Course Project · ME 140L Mechatronics Lab

Wind Turbine with AC-to-DC Power Conversion

Bench-scale wind turbine system that converts mechanical energy into usable DC power and provides clear speed feedback through a custom rectifier and comparator-based indicator circuit Designed, built, debugged, and validated across multiple wind speeds using structured lab testing

Role Electrical build, circuit debugging, test execution, measurement, documentation
Timeline 1 month lab project · ME 140L Mechatronics Laboratory
Key Tools Oscilloscope, bench supply, multimeter, breadboard circuits, rectifier + filtering, comparator thresholds
Windmill generator setup on the lab bench
Breadboarded rectifier and indicator circuit during testing

Overview

This project combined mechanical energy conversion, analog electronics, and experimental validation into a single working system. The windmill drives a generator that produces an AC output, which then gets converted and conditioned into a usable DC signal. That signal is used to drive an indicator circuit that communicates turbine speed behavior during live operation.

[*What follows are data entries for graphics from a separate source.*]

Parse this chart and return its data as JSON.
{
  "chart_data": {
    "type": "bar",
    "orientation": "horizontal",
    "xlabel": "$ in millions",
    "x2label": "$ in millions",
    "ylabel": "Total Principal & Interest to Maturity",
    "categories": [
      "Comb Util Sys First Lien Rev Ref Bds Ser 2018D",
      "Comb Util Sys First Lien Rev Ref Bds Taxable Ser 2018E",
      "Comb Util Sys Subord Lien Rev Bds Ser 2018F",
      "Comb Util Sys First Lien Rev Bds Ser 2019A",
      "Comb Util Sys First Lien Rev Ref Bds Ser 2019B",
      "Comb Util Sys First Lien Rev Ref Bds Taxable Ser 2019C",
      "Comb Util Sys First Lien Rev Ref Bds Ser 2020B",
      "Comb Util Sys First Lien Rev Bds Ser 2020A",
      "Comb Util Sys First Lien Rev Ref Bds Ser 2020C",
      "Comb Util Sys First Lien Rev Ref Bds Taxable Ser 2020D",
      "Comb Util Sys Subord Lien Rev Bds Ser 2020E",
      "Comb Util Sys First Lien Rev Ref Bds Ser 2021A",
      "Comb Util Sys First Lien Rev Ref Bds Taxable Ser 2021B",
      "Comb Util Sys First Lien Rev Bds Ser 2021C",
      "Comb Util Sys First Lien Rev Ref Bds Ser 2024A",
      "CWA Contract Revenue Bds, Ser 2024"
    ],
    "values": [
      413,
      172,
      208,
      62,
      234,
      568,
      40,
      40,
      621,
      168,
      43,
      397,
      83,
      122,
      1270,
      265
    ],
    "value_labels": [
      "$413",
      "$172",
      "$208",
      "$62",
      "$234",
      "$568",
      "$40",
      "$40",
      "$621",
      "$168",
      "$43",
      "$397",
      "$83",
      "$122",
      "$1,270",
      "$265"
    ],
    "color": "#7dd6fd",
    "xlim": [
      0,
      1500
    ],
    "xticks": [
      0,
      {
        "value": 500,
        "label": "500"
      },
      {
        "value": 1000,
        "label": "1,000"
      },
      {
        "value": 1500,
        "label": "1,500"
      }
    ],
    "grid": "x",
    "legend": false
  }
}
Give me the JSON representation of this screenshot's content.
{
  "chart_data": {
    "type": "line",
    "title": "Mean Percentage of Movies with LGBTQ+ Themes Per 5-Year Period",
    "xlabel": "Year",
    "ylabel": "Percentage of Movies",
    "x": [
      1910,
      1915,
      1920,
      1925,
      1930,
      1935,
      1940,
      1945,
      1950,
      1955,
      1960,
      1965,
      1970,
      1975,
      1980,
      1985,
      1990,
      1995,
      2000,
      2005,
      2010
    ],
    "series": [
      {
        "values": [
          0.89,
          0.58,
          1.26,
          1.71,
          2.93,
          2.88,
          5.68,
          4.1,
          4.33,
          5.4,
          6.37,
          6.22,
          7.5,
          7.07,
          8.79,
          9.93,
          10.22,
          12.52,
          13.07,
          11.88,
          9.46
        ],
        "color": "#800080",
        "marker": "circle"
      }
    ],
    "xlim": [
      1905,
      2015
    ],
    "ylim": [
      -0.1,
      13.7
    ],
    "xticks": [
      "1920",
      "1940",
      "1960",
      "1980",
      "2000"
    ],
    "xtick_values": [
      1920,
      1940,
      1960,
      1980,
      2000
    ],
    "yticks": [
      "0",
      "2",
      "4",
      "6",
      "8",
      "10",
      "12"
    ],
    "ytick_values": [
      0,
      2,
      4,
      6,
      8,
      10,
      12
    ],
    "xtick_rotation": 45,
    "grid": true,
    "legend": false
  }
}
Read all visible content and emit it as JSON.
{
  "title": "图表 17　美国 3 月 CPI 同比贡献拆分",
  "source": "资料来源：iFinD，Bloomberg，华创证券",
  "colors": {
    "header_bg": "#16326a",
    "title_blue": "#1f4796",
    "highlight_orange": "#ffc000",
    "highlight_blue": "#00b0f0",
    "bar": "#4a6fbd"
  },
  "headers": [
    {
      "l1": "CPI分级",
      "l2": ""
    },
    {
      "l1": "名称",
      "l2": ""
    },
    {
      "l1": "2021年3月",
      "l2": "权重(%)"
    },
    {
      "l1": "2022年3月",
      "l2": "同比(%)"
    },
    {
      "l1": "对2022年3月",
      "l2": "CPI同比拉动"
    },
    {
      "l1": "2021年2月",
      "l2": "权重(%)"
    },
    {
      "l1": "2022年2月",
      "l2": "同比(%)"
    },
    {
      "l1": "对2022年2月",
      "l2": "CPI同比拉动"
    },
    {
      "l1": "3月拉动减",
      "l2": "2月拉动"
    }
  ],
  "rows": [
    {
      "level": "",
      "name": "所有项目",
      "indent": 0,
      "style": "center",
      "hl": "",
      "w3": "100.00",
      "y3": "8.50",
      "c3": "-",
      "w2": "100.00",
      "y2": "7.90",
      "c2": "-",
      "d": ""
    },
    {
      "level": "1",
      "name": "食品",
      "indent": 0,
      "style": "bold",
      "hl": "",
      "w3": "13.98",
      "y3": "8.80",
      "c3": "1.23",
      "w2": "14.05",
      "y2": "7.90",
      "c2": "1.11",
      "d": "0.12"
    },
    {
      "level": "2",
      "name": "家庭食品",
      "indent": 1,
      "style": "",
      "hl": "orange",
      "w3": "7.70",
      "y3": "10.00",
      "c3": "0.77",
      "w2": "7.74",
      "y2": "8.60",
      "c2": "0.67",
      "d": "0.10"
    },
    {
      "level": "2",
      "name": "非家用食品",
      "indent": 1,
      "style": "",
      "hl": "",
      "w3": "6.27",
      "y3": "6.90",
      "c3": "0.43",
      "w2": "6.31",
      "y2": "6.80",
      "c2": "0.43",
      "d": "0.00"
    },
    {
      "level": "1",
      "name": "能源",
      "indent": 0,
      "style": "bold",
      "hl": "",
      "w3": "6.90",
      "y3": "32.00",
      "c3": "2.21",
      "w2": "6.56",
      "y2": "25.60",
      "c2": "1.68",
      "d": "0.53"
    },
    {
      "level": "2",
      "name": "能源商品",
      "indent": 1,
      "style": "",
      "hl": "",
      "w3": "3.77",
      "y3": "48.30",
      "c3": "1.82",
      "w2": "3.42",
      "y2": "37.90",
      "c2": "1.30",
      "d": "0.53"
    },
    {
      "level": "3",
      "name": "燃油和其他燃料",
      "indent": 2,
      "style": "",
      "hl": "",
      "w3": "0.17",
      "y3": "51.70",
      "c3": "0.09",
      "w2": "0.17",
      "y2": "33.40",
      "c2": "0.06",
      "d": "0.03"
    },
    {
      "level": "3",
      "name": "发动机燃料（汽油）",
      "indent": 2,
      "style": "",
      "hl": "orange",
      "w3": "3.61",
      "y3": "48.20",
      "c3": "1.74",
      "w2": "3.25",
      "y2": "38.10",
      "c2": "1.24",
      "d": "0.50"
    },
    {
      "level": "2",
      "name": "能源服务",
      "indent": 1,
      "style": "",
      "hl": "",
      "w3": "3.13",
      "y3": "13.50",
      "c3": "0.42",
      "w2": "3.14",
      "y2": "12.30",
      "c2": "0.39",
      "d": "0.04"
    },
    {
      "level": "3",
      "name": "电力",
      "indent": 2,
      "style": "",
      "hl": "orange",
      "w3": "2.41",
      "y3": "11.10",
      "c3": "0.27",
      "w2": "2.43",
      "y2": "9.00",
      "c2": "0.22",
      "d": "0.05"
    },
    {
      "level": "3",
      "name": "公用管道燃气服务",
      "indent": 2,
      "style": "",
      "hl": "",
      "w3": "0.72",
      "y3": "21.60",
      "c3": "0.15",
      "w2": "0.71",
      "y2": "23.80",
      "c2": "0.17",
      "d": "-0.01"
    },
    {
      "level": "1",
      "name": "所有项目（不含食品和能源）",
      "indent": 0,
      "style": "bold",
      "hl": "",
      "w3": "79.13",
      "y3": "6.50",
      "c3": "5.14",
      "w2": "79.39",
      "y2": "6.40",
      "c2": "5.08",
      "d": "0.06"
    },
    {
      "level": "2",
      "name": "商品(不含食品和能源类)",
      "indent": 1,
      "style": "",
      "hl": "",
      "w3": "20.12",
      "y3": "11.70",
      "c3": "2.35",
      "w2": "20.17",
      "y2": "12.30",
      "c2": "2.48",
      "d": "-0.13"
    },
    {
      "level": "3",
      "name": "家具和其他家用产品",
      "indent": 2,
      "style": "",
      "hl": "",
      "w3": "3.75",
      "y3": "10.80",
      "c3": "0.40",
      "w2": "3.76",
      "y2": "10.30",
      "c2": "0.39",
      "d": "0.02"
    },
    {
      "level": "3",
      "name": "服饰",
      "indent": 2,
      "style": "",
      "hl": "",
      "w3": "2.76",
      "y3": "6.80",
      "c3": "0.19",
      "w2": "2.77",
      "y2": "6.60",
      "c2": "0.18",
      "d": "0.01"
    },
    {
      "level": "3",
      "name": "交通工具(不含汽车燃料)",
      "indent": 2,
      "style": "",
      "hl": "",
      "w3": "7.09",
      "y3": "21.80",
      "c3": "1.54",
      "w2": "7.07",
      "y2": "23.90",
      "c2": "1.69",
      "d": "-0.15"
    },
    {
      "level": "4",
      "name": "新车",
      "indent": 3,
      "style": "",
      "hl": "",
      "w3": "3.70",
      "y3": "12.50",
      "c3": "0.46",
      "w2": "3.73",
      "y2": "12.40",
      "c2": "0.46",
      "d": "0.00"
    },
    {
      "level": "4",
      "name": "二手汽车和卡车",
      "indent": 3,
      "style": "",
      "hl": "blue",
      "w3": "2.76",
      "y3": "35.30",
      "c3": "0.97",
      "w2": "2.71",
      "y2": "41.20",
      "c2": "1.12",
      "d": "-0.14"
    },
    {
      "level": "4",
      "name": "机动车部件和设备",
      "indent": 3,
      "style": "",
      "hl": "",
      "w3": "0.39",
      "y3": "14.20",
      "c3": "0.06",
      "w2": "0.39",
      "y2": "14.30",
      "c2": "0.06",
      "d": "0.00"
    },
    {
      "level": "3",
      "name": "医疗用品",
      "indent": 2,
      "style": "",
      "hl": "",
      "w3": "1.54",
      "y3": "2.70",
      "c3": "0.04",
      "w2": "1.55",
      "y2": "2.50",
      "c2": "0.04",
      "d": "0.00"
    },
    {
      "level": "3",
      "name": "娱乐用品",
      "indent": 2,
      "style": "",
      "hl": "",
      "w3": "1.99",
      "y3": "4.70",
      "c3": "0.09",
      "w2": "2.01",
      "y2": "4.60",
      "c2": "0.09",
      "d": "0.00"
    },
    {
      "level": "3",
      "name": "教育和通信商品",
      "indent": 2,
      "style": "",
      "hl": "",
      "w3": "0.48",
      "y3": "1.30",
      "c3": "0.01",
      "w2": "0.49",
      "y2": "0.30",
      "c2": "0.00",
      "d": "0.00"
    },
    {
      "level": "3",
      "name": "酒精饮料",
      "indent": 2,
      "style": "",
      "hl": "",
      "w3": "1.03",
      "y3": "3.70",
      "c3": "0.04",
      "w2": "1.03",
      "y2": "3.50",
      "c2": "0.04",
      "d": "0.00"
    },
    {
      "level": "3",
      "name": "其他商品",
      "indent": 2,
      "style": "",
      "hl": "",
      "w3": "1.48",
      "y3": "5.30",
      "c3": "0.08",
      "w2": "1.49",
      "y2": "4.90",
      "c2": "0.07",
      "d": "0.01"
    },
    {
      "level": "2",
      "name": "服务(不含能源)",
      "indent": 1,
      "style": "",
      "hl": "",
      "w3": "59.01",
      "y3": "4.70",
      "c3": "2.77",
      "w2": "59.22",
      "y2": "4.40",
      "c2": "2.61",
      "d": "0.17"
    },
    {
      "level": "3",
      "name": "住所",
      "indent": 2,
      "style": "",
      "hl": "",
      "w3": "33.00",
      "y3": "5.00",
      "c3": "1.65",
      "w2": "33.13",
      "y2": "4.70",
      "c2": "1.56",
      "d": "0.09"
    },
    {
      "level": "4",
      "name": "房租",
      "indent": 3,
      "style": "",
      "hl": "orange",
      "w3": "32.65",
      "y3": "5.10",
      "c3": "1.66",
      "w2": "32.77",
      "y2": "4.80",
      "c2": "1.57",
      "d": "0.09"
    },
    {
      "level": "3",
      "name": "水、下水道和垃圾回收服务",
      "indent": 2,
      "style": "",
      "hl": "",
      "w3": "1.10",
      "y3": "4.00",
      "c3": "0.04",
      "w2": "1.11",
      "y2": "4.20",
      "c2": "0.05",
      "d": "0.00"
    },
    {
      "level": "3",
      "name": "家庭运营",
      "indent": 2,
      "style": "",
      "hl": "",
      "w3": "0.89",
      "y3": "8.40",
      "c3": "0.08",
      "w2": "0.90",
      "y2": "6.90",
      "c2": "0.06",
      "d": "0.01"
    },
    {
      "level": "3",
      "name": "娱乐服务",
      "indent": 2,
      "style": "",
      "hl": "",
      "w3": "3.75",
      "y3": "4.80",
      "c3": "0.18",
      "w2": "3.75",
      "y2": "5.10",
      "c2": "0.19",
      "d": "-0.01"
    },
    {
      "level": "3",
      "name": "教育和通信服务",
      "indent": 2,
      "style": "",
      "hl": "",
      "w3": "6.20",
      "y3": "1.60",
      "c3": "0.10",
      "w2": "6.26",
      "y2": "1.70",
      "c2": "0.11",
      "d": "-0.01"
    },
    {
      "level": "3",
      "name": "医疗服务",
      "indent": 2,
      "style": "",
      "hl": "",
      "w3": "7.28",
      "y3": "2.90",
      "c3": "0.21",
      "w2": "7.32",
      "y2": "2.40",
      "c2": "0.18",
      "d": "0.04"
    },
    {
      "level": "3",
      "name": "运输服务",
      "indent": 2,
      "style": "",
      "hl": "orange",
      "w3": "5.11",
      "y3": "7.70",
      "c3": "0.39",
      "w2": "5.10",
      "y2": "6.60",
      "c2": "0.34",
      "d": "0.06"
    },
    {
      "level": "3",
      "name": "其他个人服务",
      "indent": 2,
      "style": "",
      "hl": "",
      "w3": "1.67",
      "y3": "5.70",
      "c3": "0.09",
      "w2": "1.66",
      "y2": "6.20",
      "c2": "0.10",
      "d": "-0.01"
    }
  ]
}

The focus was not just building a circuit, but proving it with measurements. We tested the system across multiple wind speeds, verified rectified output behavior, and tuned thresholds so the indicator logic stayed stable under real, noisy generator conditions.

System Architecture

The system is built around a simple pipeline from physical behavior to user feedback:

  • Wind input spins the rotor and drives the generator
  • Generator AC output feeds a full-wave rectifier stage
  • Filtering reduces ripple and stabilizes the DC signal
  • Comparator logic detects voltage thresholds tied to speed states
  • LED outputs provide immediate speed feedback without needing instruments

Power Conditioning

The generator output varies significantly with turbine speed, so the first task was making that signal usable. The conditioning stage converts AC to DC and reduces ripple so downstream logic behaves consistently.

  • Designed a full-wave rectifier to convert generator output into DC
  • Added filtering to improve stability and reduce flicker in the indicators
  • Validated DC behavior by measuring ripple and steady-state output under load
Breadboarded rectifier and filtering stage
Full system schematic showing full-bridge rectifier, logic controller, and indicator systems

Indicator Logic

The indicator circuit converts DC voltage into clear discrete states that reflect turbine operating speed. Comparator thresholds were tuned based on measured generator behavior rather than ideal assumptions.

  • Set comparator thresholds to classify low, nominal, and high speed operation
  • Used LED indicators to communicate state transitions cleanly during operation
  • Adjusted threshold margins to avoid chatter during noisy transitions

Testing & Validation

Performance was verified experimentally across multiple wind speeds with direct measurements on both the raw AC signal and the conditioned DC output.

  • Measured generator output with oscilloscope to confirm expected waveform behavior
  • Verified rectified DC output magnitude and ripple across operating conditions
  • Confirmed indicator state changes at intended thresholds during live testing

Problems Solved & What I Learned

  • How to translate physical system behavior into electrical design targets
  • How to stabilize real generator signals so downstream logic behaves consistently
  • How to debug breadboard hardware quickly using measurement tools
  • How comparator thresholds need margin to avoid noisy switching
  • How to structure tests so results prove performance without hand-waving

Impact

This project delivered a complete energy conversion and indication system that was built and verified in hardware. It strengthened my ability to connect mechanical behavior to electrical design decisions and reinforced the habit of validating assumptions through measurement and repeatable tests.